The study also identified several predictors associated with increased 30-day readmission, such as diabetes, chronic kidney disease and congestive heart failure.

“Longer lengths of hospital stay at index admission were also associated with a higher risk for readmission, as was the discharge to either a long-term or short-term care facility and a Charlson comorbidity index ≥2,” notes Dr. Gadre.

The cost of readmission

In assessing readmission costs, the study found the mean cost per readmission to be $16,852, which amounts to approximately $3.5 billion in annual costs within the United States. Putting things into context, Dr. Gadre says that the annual economic burden due to conditions for which the Hospital Readmissions Reduction Program monitors readmissions is close to $7 billion. These conditions include heart failure, chronic obstructive pulmonary disease, pneumonia and acute myocardial infarction.

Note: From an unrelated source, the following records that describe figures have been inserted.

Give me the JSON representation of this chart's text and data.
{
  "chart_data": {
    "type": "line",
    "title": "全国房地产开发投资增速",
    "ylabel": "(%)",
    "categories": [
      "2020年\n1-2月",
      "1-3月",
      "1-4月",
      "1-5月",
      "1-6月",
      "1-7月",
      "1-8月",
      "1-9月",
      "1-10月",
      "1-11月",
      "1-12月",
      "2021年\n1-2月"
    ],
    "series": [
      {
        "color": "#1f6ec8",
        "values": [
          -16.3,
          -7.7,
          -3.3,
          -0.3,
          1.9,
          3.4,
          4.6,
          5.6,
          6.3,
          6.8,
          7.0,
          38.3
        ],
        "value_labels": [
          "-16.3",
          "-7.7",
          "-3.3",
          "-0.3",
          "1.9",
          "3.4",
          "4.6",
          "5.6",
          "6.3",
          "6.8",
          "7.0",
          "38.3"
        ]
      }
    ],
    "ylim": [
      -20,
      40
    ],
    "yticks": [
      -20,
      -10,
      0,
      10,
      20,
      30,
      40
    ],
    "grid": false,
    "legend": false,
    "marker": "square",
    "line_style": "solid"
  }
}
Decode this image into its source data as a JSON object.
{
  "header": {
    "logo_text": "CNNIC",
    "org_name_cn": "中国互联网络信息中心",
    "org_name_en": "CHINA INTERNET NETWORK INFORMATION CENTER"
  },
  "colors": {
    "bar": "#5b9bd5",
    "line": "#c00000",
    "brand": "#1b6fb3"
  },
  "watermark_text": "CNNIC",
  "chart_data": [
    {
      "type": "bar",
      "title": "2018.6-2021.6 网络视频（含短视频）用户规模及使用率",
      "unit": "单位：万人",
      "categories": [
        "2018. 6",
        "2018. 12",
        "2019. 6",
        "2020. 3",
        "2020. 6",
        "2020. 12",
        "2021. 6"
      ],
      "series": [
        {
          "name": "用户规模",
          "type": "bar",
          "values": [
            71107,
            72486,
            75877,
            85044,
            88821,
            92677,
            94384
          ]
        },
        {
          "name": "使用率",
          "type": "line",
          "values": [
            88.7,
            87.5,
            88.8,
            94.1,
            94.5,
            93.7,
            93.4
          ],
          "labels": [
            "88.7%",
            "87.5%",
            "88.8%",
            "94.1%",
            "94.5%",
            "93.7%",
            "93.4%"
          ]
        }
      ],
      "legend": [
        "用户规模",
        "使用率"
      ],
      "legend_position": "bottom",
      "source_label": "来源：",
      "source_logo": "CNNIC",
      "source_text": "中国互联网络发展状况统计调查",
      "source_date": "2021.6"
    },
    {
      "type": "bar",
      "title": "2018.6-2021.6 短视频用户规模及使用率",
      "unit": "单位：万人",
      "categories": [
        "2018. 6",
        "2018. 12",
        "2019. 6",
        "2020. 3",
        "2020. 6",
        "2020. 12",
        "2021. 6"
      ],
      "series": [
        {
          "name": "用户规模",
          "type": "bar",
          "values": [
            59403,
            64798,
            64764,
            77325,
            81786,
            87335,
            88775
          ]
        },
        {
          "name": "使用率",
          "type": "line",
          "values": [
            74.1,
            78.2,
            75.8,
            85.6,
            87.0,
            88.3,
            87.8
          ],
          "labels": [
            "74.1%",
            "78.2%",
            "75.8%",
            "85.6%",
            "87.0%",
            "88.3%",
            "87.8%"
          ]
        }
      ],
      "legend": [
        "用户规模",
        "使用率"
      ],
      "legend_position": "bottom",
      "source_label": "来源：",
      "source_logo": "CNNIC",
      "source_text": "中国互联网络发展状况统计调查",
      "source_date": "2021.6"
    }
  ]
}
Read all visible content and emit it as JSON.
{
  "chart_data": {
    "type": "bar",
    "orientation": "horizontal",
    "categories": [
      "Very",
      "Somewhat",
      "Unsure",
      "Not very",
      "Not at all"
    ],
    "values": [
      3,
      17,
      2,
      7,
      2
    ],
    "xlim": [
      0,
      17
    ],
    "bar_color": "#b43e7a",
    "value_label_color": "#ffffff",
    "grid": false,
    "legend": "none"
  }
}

“So, sepsis readmissions account for half of that amount on an annual basis, which is a significant cost to the healthcare system,” says Dr. Gadre, adding that several approaches could be explored as potential solutions to this problem.


Areas for improvement

“The most common cause of readmission was infectious disease, so thinking about antibiotic stewardship is really important,” she says. “This means using the right antibiotics for the right duration for the right patient, as well as completing the courses of antibiotics and not just stopping them at discharge.”

The other potential area of improvement, Dr. Gadre notes, is in facilitating a smooth transition of care from the ICU to the regular nursing floor to a skilled nursing facility.

“Lastly, some of these comorbidities and reasons for readmission are potential factors that we can address in the outpatient setting. We should think about post-ICU discharge clinics where we could look at these conditions and treat them earlier rather than their leading to readmission,” she says.

In continuation of their research, Dr. Gadre and her collaborators are planning to look at the epidemiology of readmission for patients with acute respiratory distress syndrome (ARDS).